A great wave of weariness sweeps over me even though I ain’t done no real work today, and with the weariness comes the hopelessness of homesickness, too, that awful feelin’ that things ain’t never gonna get any better than they are now, and I’m startin’ to wet my pillow with my tears but I got to stop it. I can’t let them hear me cry, I can’t. You got to look on the bright side of things now, I tells myself. The truth is no one tried to hang you today or even threatened you with it. You were not thrown naked into the street. You were beaten but not insensible.
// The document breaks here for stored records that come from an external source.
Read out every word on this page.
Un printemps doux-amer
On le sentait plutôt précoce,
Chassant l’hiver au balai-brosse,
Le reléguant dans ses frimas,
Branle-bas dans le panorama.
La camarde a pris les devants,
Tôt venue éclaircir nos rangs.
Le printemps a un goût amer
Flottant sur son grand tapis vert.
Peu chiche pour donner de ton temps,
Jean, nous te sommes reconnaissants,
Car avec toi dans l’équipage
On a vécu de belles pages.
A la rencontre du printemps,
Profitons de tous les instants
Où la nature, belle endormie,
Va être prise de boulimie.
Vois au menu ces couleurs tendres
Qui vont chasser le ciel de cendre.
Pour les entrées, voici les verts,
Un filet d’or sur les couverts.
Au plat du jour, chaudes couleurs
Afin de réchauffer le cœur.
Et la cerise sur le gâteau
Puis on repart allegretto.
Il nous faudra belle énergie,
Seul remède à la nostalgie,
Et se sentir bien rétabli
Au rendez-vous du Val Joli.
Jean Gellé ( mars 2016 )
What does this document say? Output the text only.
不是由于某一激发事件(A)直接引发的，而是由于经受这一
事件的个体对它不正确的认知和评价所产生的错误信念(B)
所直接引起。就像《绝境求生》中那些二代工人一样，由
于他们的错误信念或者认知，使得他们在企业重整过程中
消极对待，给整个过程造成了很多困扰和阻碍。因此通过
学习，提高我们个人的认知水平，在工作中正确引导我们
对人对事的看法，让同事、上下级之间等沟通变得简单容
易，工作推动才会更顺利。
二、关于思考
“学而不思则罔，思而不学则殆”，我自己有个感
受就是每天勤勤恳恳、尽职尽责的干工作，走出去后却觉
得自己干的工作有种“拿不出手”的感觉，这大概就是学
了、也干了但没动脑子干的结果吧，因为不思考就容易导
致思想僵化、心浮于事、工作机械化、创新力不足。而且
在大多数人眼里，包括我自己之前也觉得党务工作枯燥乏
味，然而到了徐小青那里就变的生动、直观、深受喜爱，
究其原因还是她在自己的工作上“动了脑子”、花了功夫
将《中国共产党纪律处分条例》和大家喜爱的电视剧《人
All those things have happened to you before, but not today. True, you’ve got to contend with horses tomorrow and I know you ain’t lookin’ forward to that, and that Clarissa is hateful and awful but at least she’s not tryin’ to actually kill you. Mistress is as stern as any Bo’sun or officer, but did the First Mate come to you every night on the Dolphin with a glass of warm milk and a kiss to tuck you in? No, he did not. So stop your complainin’.
I burrow down under the covers and curl up in a ball and clasp Jaimy’s ring in my hand, and having already prayed for his health and safety, I start to fall into sleep. It is hard to believe that only this morning I woke from such sleep on the Dolphin. Such a long time ago, a world away it seems.